Oncle Louis ? Cool ? Dépendant des opinions. Mon père n'a pas un grain de méchant, il a hérité assez de sa mère, mais est une sorte de triomphe dans toutes les catégories, à part celle où je m'intéresse. Pour lui, mes désirs de musique, d'art et de farces ne sont que futilités que je ne devrais qu'exercer accessoirement dans mes temps libres. Ma mère étant du même avis, et la plupart des gens que je côtoie, ce n'est pas réellement un drame en soi. Néanmoins, je ne considérais « cool » que les personnes sensibles à ce dont je voue toute mon énergie. Comme Syrius, lui, il est cool. Je grimaçais tendrement. « Maman l'était, mais ne l'est plus autant, plus du tout même ». Ça sentait l'ange déchu.

« Tu n'as plus qu'à l'être toi-même, alors. »


Je souris doucement. Mes paroles avaient parfois aucun sens d'emblée, jusqu'à ce qu'on racle son cerveau de fond en comble pour y déceler un quelconque sens. J'ajoutais :

« Et si tu deviens trop cool pour ta mère, viens donc faire un tour chez nous. »

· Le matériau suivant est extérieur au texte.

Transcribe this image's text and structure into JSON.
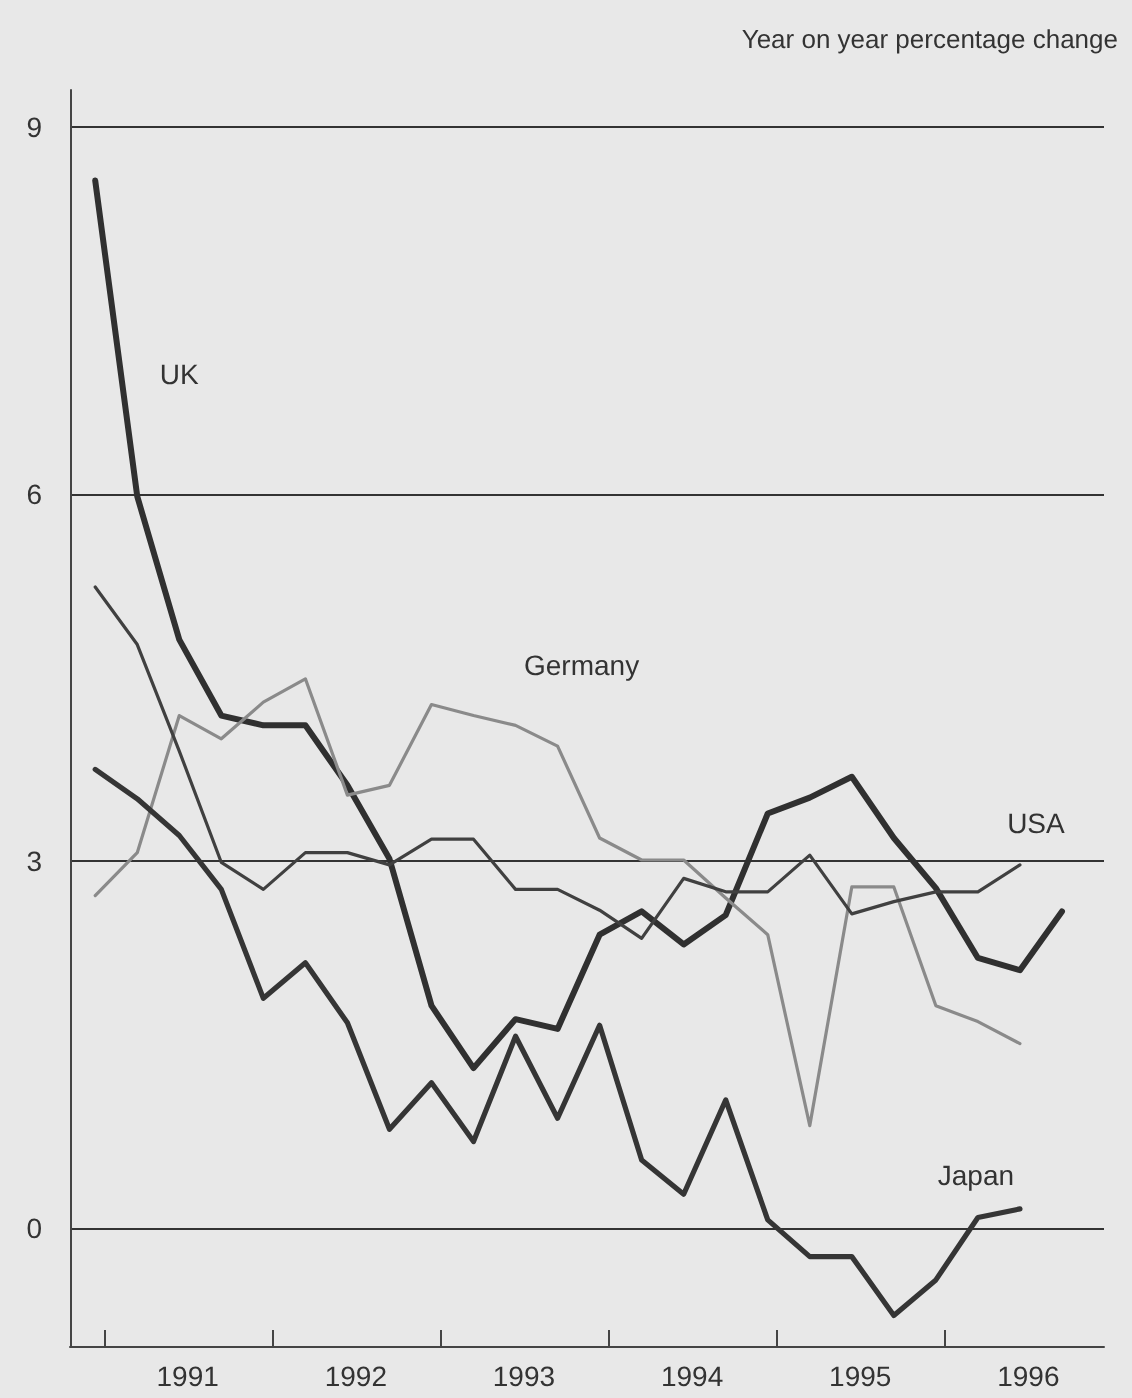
{
  "chart_data": {
    "type": "line",
    "ylabel": "Year on year percentage change",
    "x": [
      1990.95,
      1991.2,
      1991.45,
      1991.7,
      1991.95,
      1992.2,
      1992.45,
      1992.7,
      1992.95,
      1993.2,
      1993.45,
      1993.7,
      1993.95,
      1994.2,
      1994.45,
      1994.7,
      1994.95,
      1995.2,
      1995.45,
      1995.7,
      1995.95,
      1996.2,
      1996.45,
      1996.7
    ],
    "series": [
      {
        "name": "UK",
        "color": "#303030",
        "values": [
          8.56,
          5.98,
          4.81,
          4.19,
          4.11,
          4.11,
          3.62,
          3.02,
          1.82,
          1.31,
          1.71,
          1.63,
          2.4,
          2.59,
          2.32,
          2.56,
          3.39,
          3.52,
          3.69,
          3.19,
          2.78,
          2.21,
          2.11,
          2.59
        ]
      },
      {
        "name": "Germany",
        "color": "#8a8a8a",
        "values": [
          2.72,
          3.07,
          4.19,
          4.0,
          4.3,
          4.49,
          3.54,
          3.62,
          4.28,
          4.19,
          4.11,
          3.94,
          3.19,
          3.01,
          3.01,
          2.7,
          2.4,
          0.84,
          2.79,
          2.79,
          1.82,
          1.69,
          1.51,
          null
        ]
      },
      {
        "name": "USA",
        "color": "#404040",
        "values": [
          5.24,
          4.77,
          3.9,
          2.99,
          2.77,
          3.07,
          3.07,
          2.97,
          3.18,
          3.18,
          2.77,
          2.77,
          2.6,
          2.37,
          2.86,
          2.75,
          2.75,
          3.05,
          2.57,
          2.67,
          2.75,
          2.75,
          2.97,
          null
        ]
      },
      {
        "name": "Japan",
        "color": "#353535",
        "values": [
          3.75,
          3.51,
          3.21,
          2.77,
          1.88,
          2.17,
          1.68,
          0.81,
          1.19,
          0.71,
          1.57,
          0.9,
          1.66,
          0.56,
          0.28,
          1.05,
          0.07,
          -0.23,
          -0.23,
          -0.71,
          -0.42,
          0.09,
          0.16,
          null
        ]
      }
    ],
    "xlim": [
      1990.8,
      1996.95
    ],
    "xticks": [
      {
        "value": 1991,
        "label": null
      },
      {
        "value": 1991.5,
        "label": "1991"
      },
      {
        "value": 1992,
        "label": null
      },
      {
        "value": 1992.5,
        "label": "1992"
      },
      {
        "value": 1993,
        "label": null
      },
      {
        "value": 1993.5,
        "label": "1993"
      },
      {
        "value": 1994,
        "label": null
      },
      {
        "value": 1994.5,
        "label": "1994"
      },
      {
        "value": 1995,
        "label": null
      },
      {
        "value": 1995.5,
        "label": "1995"
      },
      {
        "value": 1996,
        "label": null
      },
      {
        "value": 1996.5,
        "label": "1996"
      }
    ],
    "ylim": [
      -0.96,
      9.3
    ],
    "yticks": [
      0,
      3,
      6,
      9
    ],
    "grid": "y",
    "legend": false,
    "marker": "none",
    "line_style": "solid"
  }
}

J'observais piteusement le chiffon qui frottait vigoureusement des badges dignes des Temps anciens, avec les soucis et institutions de l'époque. Je jetais un coup d'œil à l'heure et attirer de nouveau mon attention sur le chiffon. Que ça pouvait être ennuyeux, tout de même... Enfin, ce n'était pas comme si je n'avais pas l'habitude de ce genre de corvée, mais... Là, j'avais rien fait de mal. Techniquement, j'étais présent afin de « réfléchir à mon avenir », comme si je ne pouvais pas le faire vautré dans un canapé de la salle commun ou encore mieux, dans mon lit. J'ouvrais mon sac à dos, dévisageant, désespéré, le tas de brochures qui l'emplissait généreusement. Vie de merde ? De plus, j'étais certain que Pandora savait parfaitement ce qu'elle allait faire, après ses ASPICs. Un plan de carrière bien tracé, sans entraves, sans difficultés majeures. A ses cordes, que tout le monde vénèrent et acceptent. Moi, mes cordes, elles sont rattachées à un instrument de musique, et tout le monde les méprisent. D'autre part, Pandora a au moins l'avantage d'avoir déjà choisit les cours sur lesquels elles passeraient ses ASPICs. Je possédais toujours un emploi du temps assez sombre, pour ma part... Tout pour plaire, en somme.